Trump’s inauguration is the biggest investment event since the GFC
The Trump era demands that investors who want to make even average returns move up the risk spectrum.
The inauguration of Donald Trump this weekend marks the single most important investment event since the global financial crisis almost a decade ago. Whether President Trump will ultimately be good or bad for overall returns we don’t know, but so far the signs are very good indeed.
If fact, whatever you think of Trump and his team of pro-business politicians, their arrival on the scene has already helped to top up your super fund’s performance in the 12 months to December. Two surveys released earlier this week both pointed to the post-US election “pop” in the markets after early November as the key driver in bringing in better-than-average returns of 7.7 per cent for the median growth super fund last year.
Better still our super funds rode high on a late burst from the sharemarket, with Australian shares finishing the calendar year with an 11.8 per cent return.
Sharemarkets all over the world have already inaugurated Trump as great “reflator” of global investment markets. He is the personification of a new era where economic growth should return to centre stage, years of secular stagnation underpinned by artificially low interest rates should come to an end and investors — especially in so-called growth assets such as shares — are due to win again.
What does the Trump era require from the Australian investor? At the very least it means you must be in the market to catch this wave, sitting on the sidelines will almost certainly be expensive in the short term and crucially it means earnings growth rather than dividend income becomes the mantra for investors.
But putting investments on a growth setting has its own challenge ... quite simply it is riskier.
Taking a closer look at the performance of Australian super funds in recent times it is worth pointing out that the only category of super fund that has failed to meet its objectives over the last decade has been the so-called “all growth” option offered by the major super funds. If you had blindly put all your money into growth funds over the last 10 years, the upshot would be that your total returns (annualised) for the decade would be 4.7 per cent ... which sounds fine until you realise that balanced funds over the same period returned a marginally superior 4.9 per cent with much less risk attached.
Nonetheless, the Trump era is going to demand that investors who want to make average returns move up the risk spectrum and invest more in shares.
Under this scenario it is very likely that many portfolios — professional and private — will move towards a bigger stake in local and international shares balanced by cash holdings (which can expect higher rates) and perhaps gold holdings (theoretically a very strong hedge during times of volatility).

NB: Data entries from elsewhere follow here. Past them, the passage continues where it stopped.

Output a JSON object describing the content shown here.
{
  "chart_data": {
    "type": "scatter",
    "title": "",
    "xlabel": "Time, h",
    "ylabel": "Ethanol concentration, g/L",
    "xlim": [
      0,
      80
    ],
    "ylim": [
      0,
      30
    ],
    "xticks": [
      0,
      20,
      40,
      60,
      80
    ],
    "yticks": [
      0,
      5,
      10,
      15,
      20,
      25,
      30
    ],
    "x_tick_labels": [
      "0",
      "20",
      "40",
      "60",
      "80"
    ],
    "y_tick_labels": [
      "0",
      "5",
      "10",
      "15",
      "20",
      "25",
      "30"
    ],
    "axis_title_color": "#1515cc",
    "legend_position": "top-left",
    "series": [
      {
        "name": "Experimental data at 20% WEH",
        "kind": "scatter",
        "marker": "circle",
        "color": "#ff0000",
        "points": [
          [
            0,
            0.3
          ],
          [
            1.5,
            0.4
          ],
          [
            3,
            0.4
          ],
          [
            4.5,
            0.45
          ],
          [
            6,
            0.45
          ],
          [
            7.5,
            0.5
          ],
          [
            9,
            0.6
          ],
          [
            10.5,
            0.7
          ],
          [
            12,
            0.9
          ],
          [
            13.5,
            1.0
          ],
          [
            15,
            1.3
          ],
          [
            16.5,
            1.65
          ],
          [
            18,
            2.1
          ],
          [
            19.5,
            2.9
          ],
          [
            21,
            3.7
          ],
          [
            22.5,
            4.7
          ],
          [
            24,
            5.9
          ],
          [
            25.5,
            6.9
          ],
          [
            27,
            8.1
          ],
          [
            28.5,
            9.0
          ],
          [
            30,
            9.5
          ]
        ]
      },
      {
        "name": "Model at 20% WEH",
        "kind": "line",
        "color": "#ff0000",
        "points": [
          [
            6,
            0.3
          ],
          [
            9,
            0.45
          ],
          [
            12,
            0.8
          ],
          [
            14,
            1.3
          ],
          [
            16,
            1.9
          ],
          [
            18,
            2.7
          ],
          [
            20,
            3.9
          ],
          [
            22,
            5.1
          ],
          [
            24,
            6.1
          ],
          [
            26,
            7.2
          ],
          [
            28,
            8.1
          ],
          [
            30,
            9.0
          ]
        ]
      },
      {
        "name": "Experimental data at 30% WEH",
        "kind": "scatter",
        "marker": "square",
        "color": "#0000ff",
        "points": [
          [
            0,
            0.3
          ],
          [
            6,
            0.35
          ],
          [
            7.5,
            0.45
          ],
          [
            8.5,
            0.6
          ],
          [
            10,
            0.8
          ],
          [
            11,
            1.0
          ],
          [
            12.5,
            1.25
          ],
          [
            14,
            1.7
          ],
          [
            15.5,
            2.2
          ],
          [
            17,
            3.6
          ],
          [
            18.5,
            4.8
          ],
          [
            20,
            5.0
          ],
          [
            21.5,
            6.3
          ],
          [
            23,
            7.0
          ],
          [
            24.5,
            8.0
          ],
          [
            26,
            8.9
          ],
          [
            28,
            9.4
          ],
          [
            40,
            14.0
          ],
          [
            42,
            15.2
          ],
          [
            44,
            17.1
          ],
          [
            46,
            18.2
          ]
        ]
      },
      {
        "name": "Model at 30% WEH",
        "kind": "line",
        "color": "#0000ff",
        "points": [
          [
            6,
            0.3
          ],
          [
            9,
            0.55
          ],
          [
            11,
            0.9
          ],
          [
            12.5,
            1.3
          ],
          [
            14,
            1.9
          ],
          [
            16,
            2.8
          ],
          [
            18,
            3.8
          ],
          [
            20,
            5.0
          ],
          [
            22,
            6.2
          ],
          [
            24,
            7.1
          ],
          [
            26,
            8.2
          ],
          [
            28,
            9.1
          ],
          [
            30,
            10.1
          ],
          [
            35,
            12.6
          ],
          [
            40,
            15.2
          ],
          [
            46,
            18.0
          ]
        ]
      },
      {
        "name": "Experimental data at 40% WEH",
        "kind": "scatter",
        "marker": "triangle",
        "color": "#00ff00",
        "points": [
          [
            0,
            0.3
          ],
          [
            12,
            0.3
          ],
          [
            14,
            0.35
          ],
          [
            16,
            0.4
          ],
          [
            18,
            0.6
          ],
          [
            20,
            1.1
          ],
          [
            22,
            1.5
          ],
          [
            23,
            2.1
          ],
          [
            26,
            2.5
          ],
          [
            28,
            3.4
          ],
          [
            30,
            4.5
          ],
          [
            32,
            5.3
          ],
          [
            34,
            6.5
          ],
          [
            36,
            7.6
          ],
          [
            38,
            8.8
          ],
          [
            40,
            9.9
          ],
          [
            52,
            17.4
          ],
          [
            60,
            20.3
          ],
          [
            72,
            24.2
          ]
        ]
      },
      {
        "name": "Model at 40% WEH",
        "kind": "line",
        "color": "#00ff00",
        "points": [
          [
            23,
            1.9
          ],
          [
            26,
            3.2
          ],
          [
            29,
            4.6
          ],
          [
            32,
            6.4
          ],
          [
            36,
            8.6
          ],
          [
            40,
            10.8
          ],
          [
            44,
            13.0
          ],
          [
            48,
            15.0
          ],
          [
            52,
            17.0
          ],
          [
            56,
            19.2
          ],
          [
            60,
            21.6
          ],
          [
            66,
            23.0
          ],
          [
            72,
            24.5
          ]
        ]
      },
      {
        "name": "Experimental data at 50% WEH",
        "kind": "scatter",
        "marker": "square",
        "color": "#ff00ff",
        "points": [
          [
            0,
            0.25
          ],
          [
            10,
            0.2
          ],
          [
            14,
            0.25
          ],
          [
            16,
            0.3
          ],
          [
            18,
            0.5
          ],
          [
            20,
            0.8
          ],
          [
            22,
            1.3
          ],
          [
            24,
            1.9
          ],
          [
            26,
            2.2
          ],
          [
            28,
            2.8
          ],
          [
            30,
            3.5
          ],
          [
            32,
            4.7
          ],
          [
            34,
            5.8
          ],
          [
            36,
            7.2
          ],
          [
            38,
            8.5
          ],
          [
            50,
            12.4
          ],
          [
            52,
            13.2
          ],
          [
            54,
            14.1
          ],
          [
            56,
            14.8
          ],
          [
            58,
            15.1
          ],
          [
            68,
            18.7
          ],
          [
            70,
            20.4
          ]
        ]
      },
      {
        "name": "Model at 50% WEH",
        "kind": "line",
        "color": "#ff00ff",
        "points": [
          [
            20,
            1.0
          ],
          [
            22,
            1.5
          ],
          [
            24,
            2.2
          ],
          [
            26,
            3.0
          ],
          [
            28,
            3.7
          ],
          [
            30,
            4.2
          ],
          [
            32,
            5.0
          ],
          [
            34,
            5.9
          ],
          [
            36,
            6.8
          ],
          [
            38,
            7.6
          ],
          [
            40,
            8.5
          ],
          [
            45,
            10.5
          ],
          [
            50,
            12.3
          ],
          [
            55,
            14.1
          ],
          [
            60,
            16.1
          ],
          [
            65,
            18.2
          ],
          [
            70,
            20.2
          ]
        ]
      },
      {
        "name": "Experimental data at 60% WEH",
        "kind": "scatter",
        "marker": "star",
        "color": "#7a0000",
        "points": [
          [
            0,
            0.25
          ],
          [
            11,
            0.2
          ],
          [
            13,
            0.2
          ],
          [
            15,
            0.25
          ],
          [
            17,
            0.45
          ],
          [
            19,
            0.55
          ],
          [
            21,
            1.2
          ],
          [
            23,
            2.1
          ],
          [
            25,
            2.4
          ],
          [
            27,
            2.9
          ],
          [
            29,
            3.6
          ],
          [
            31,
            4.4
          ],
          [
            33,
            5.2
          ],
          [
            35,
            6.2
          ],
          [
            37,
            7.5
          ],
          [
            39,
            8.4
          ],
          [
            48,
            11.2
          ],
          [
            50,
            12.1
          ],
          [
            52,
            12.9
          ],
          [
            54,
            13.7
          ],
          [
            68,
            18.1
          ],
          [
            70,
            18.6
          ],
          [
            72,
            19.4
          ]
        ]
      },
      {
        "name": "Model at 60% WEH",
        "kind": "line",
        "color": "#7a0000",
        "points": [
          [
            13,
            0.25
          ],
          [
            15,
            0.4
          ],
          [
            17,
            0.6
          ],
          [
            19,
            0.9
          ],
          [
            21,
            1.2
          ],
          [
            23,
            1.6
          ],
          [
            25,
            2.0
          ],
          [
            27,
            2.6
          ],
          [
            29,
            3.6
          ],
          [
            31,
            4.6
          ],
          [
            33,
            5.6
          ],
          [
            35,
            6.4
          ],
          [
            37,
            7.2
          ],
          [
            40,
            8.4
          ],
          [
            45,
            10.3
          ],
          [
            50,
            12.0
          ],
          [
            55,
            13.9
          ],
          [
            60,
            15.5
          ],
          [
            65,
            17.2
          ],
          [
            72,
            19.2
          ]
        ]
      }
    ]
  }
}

How might a typical Australian investment portfolio reset for reflation?
Professional planners warn against sudden major changes in portfolio settings but advise investors to steadily respond to changing circumstances. As ATO figures suggest SMSF investors regularly have about one quarter of their entire market-based investments in cash and another quarter in Australian banks stocks suggesting there is some serious resetting needed.
Here’s the picture for the three main sources of investment — outside of direct property — for local investors.
Shares
This year is expected to see a switch out of the so-called bond proxies which paid high income over the last few years in favour of growth stocks — that is stocks that can lift in price following stronger profits. If this moves takes off we will see lower returns from A-REITS (property trusts), utility style stocks such as Telstra and companies that have pivoted towards higher dividend policies at the expense of profit growth.
In turn, the market will reward profit makers. In the year ahead this category will almost certainly be dominated by selected mining stocks and stronger industrials.
in fact, our two mining majors — BHP and Rio Tinto — are already up more than 60 per cent over the last 12 months yet they remain priced at very attractive levels. Mid-sized export-orientated industrials are also expected to fire on all cylinders ... separately, it shouldn’t be a useful time for small cap investing.
Bank stocks stand somewhere in the middle between fading bond proxies and rising industrial profit makers. At current settings where their cumulative returns are potentially strong — thanks to last year’s indifferent stock performance — they are expected to benefit from bargain hunting.
There will also be extended interest in US stocks. However brokers expect some widening from the tech titans favoured by Aussie investors towards domestically focused US that which will most directly benefit from forthcoming tax cuts under Mr Trump.
Cash
Even with the very low levels of interest payment local investors endured in recent years, cash has still managed to perform relatively well. It is hard to believe but cash almost matched Australian shares in the decade to December 30 — shares made an annualised 4.4 per cent and cash made an annualised 4.1 per cent. The explanation here is the miserable returns from the sharemarket over that period; nonetheless the figures speak for themselves. Going forward, cash is widely expected to offer higher rates, consequently it should still rate as a way to hedge against any new risks in a more growth orientated portfolio.
Gold
Never to be underestimated, gold — specifically as a safe haven alternative to the US dollar — is on the radar once more. Mr Trump has already moved to talk down the US dollar in a move that breaks decades of White House protocol. Any further action from the US to try and devalue the US dollar will play straight into the gold price, which has already had its best session in two months when Mr Trump said the US dollar was “too strong” earlier this week.